Ces marges démontrent le pouvoir de fixation des prix de Nestlé et l'efficacité de ses opérations, même si la marge opérationnelle de 17.2% sur l'exercice 2024 marque un léger recul par rapport aux 17.3% de 2023.

La rentabilité des capitaux propres (TTM) atteint 33.41%, un niveau exceptionnel qui écrase littéralement la moyenne sectorielle de 5.08%. C'est six fois supérieur. Cette ROE phénoménale justifie le P/B élevé.

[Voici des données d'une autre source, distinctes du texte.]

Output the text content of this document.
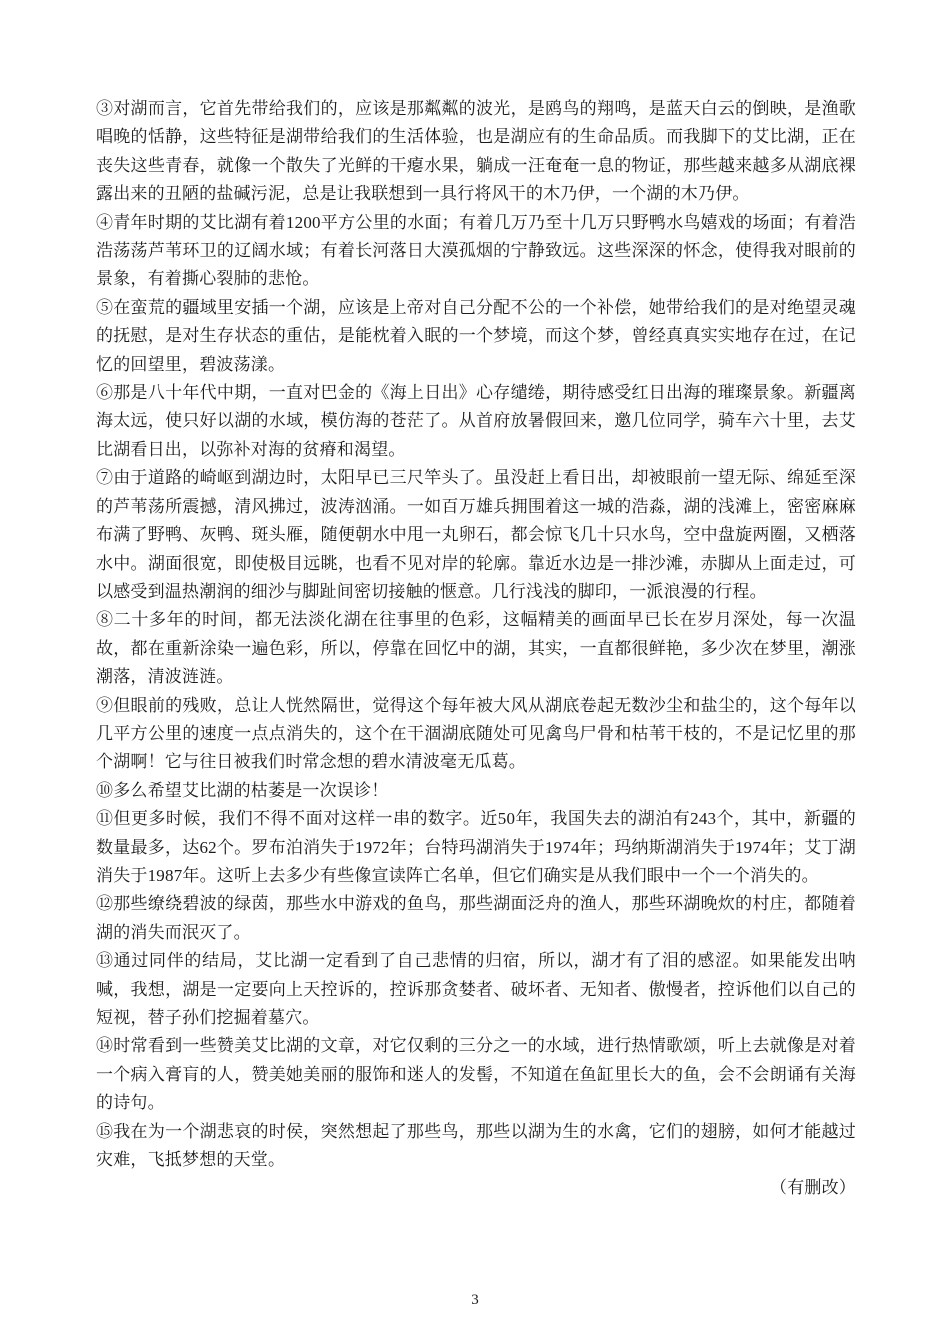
③对湖而言，它首先带给我们的，应该是那粼粼的波光，是鸥鸟的翔鸣，是蓝天白云的倒映，是渔歌唱晚的恬静，这些特征是湖带给我们的生活体验，也是湖应有的生命品质。而我脚下的艾比湖，正在丧失这些青春，就像一个散失了光鲜的干瘪水果，躺成一汪奄奄一息的物证，那些越来越多从湖底裸露出来的丑陋的盐碱污泥，总是让我联想到一具行将风干的木乃伊，一个湖的木乃伊。

④青年时期的艾比湖有着1200平方公里的水面；有着几万乃至十几万只野鸭水鸟嬉戏的场面；有着浩浩荡荡芦苇环卫的辽阔水域；有着长河落日大漠孤烟的宁静致远。这些深深的怀念，使得我对眼前的景象，有着撕心裂肺的悲怆。

⑤在蛮荒的疆域里安插一个湖，应该是上帝对自己分配不公的一个补偿，她带给我们的是对绝望灵魂的抚慰，是对生存状态的重估，是能枕着入眠的一个梦境，而这个梦，曾经真真实实地存在过，在记忆的回望里，碧波荡漾。

⑥那是八十年代中期，一直对巴金的《海上日出》心存缱绻，期待感受红日出海的璀璨景象。新疆离海太远，使只好以湖的水域，模仿海的苍茫了。从首府放暑假回来，邀几位同学，骑车六十里，去艾比湖看日出，以弥补对海的贫瘠和渴望。

⑦由于道路的崎岖到湖边时，太阳早已三尺竿头了。虽没赶上看日出，却被眼前一望无际、绵延至深的芦苇荡所震撼，清风拂过，波涛汹涌。一如百万雄兵拥围着这一城的浩淼，湖的浅滩上，密密麻麻布满了野鸭、灰鸭、斑头雁，随便朝水中甩一丸卵石，都会惊飞几十只水鸟，空中盘旋两圈，又栖落水中。湖面很宽，即使极目远眺，也看不见对岸的轮廓。靠近水边是一排沙滩，赤脚从上面走过，可以感受到温热潮润的细沙与脚趾间密切接触的惬意。几行浅浅的脚印，一派浪漫的行程。

⑧二十多年的时间，都无法淡化湖在往事里的色彩，这幅精美的画面早已长在岁月深处，每一次温故，都在重新涂染一遍色彩，所以，停靠在回忆中的湖，其实，一直都很鲜艳，多少次在梦里，潮涨潮落，清波涟涟。

⑨但眼前的残败，总让人恍然隔世，觉得这个每年被大风从湖底卷起无数沙尘和盐尘的，这个每年以几平方公里的速度一点点消失的，这个在干涸湖底随处可见禽鸟尸骨和枯苇干枝的，不是记忆里的那个湖啊！它与往日被我们时常念想的碧水清波毫无瓜葛。

⑩多么希望艾比湖的枯萎是一次误诊！

⑪但更多时候，我们不得不面对这样一串的数字。近50年，我国失去的湖泊有243个，其中，新疆的数量最多，达62个。罗布泊消失于1972年；台特玛湖消失于1974年；玛纳斯湖消失于1974年；艾丁湖消失于1987年。这听上去多少有些像宣读阵亡名单，但它们确实是从我们眼中一个一个消失的。

⑫那些缭绕碧波的绿茵，那些水中游戏的鱼鸟，那些湖面泛舟的渔人，那些环湖晚炊的村庄，都随着湖的消失而泯灭了。

⑬通过同伴的结局，艾比湖一定看到了自己悲情的归宿，所以，湖才有了泪的感涩。如果能发出呐喊，我想，湖是一定要向上天控诉的，控诉那贪婪者、破坏者、无知者、傲慢者，控诉他们以自己的短视，替子孙们挖掘着墓穴。

⑭时常看到一些赞美艾比湖的文章，对它仅剩的三分之一的水域，进行热情歌颂，听上去就像是对着一个病入膏肓的人，赞美她美丽的服饰和迷人的发髻，不知道在鱼缸里长大的鱼，会不会朗诵有关海的诗句。

⑮我在为一个湖悲哀的时侯，突然想起了那些鸟，那些以湖为生的水禽，它们的翅膀，如何才能越过灾难，飞抵梦想的天堂。

（有删改）
3
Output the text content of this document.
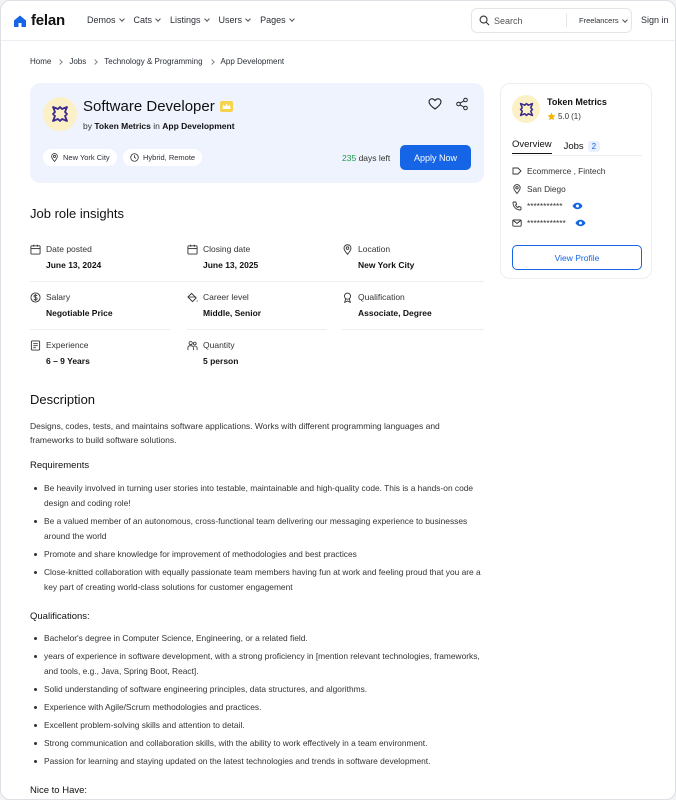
felan Demos Cats Listings Users Pages
Search	Freelancers Sign in
Home Jobs Technology & Programming App Development
Software Developer
by Token Metrics in App Development
New York City	Hybrid, Remote	235 days left	Apply Now
Job role insights
Date posted
June 13, 2024
Closing date
June 13, 2025
Location
New York City
Salary
Negotiable Price
Career level
Middle, Senior
Qualification
Associate, Degree
Experience
6 – 9 Years
Quantity
5 person
Description
Designs, codes, tests, and maintains software applications. Works with different programming languages and frameworks to build software solutions.
Requirements
Be heavily involved in turning user stories into testable, maintainable and high-quality code. This is a hands-on code design and coding role!
Be a valued member of an autonomous, cross-functional team delivering our messaging experience to businesses around the world
Promote and share knowledge for improvement of methodologies and best practices
Close-knitted collaboration with equally passionate team members having fun at work and feeling proud that you are a key part of creating world-class solutions for customer engagement
Qualifications:
Bachelor's degree in Computer Science, Engineering, or a related field.
years of experience in software development, with a strong proficiency in [mention relevant technologies, frameworks, and tools, e.g., Java, Spring Boot, React].
Solid understanding of software engineering principles, data structures, and algorithms.
Experience with Agile/Scrum methodologies and practices.
Excellent problem-solving skills and attention to detail.
Strong communication and collaboration skills, with the ability to work effectively in a team environment.
Passion for learning and staying updated on the latest technologies and trends in software development.
Nice to Have:
Token Metrics
5.0 (1)
Overview Jobs	2
Ecommerce , Fintech
San Diego
***********
************
View Profile
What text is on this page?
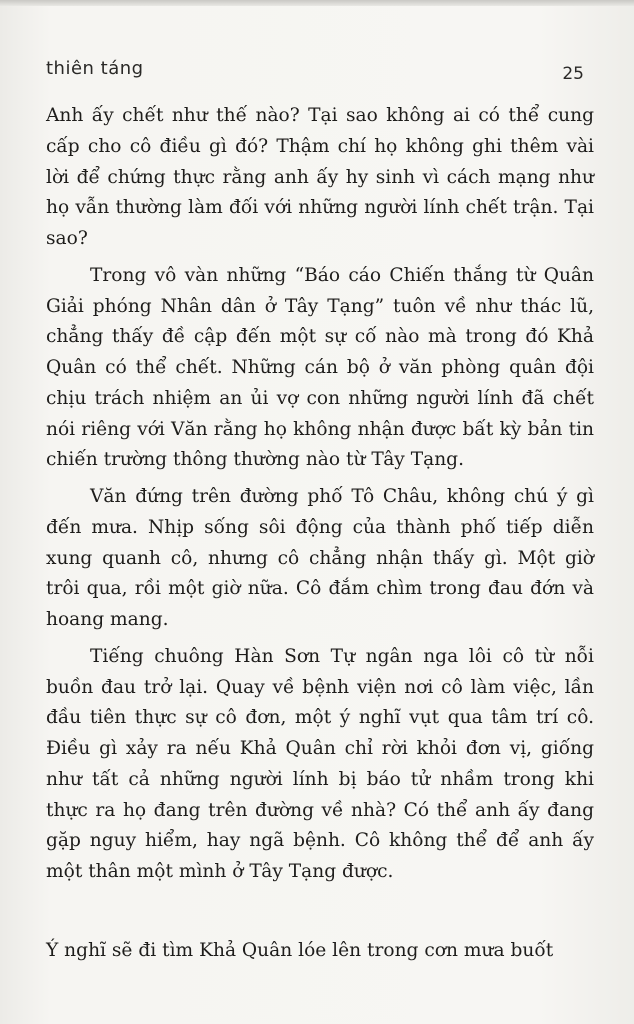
thiên táng	25

Anh ấy chết như thế nào? Tại sao không ai có thể cung cấp cho cô điều gì đó? Thậm chí họ không ghi thêm vài lời để chứng thực rằng anh ấy hy sinh vì cách mạng như họ vẫn thường làm đối với những người lính chết trận. Tại sao?

Trong vô vàn những “Báo cáo Chiến thắng từ Quân Giải phóng Nhân dân ở Tây Tạng” tuôn về như thác lũ, chẳng thấy đề cập đến một sự cố nào mà trong đó Khả Quân có thể chết. Những cán bộ ở văn phòng quân đội chịu trách nhiệm an ủi vợ con những người lính đã chết nói riêng với Văn rằng họ không nhận được bất kỳ bản tin chiến trường thông thường nào từ Tây Tạng.

Văn đứng trên đường phố Tô Châu, không chú ý gì đến mưa. Nhịp sống sôi động của thành phố tiếp diễn xung quanh cô, nhưng cô chẳng nhận thấy gì. Một giờ trôi qua, rồi một giờ nữa. Cô đắm chìm trong đau đớn và hoang mang.

Tiếng chuông Hàn Sơn Tự ngân nga lôi cô từ nỗi buồn đau trở lại. Quay về bệnh viện nơi cô làm việc, lần đầu tiên thực sự cô đơn, một ý nghĩ vụt qua tâm trí cô. Điều gì xảy ra nếu Khả Quân chỉ rời khỏi đơn vị, giống như tất cả những người lính bị báo tử nhầm trong khi thực ra họ đang trên đường về nhà? Có thể anh ấy đang gặp nguy hiểm, hay ngã bệnh. Cô không thể để anh ấy một thân một mình ở Tây Tạng được.

Ý nghĩ sẽ đi tìm Khả Quân lóe lên trong cơn mưa buốt
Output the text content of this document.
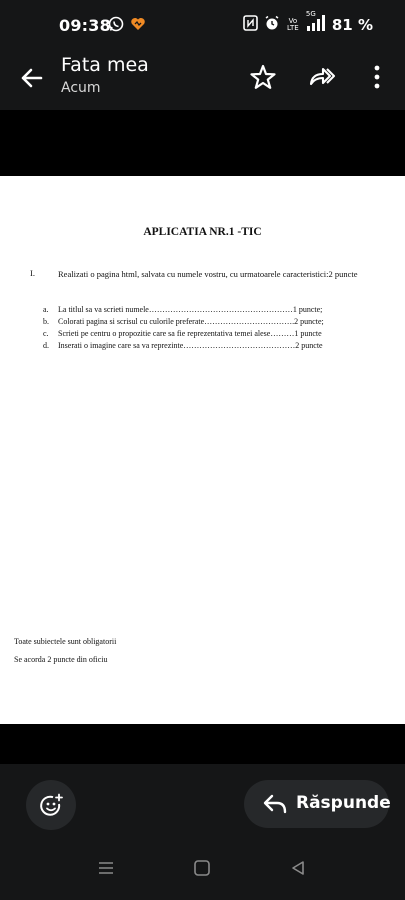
09:38	Vo LTE
5G
81 %
Fata mea
Acum
APLICATIA NR.1 -TIC
I.	Realizati o pagina html, salvata cu numele vostru, cu urmatoarele caracteristici:2 puncte
a. La titlul sa va scrieti numele………………………………………………1 puncte;
b. Colorati pagina si scrisul cu culorile preferate…………………………….2 puncte;
c. Scrieti pe centru o propozitie care sa fie reprezentativa temei alese………1 puncte
d. Inserati o imagine care sa va reprezinte……………………………………2 puncte
Toate subiectele sunt obligatorii
Se acorda 2 puncte din oficiu
Răspunde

Bilan : solide mais endetté

Le ratio dette/equity de 2.28 est élevé comparé à la moyenne sectorielle de 0.52. Nestlé s'endette plus que ses pairs. La dette nette s'élève à 56 milliards CHF fin 2024, en hausse par rapport aux 49.6 milliards de fin 2023, principalement en raison des 7.8 milliards de dividendes versés et des rachats d'actions.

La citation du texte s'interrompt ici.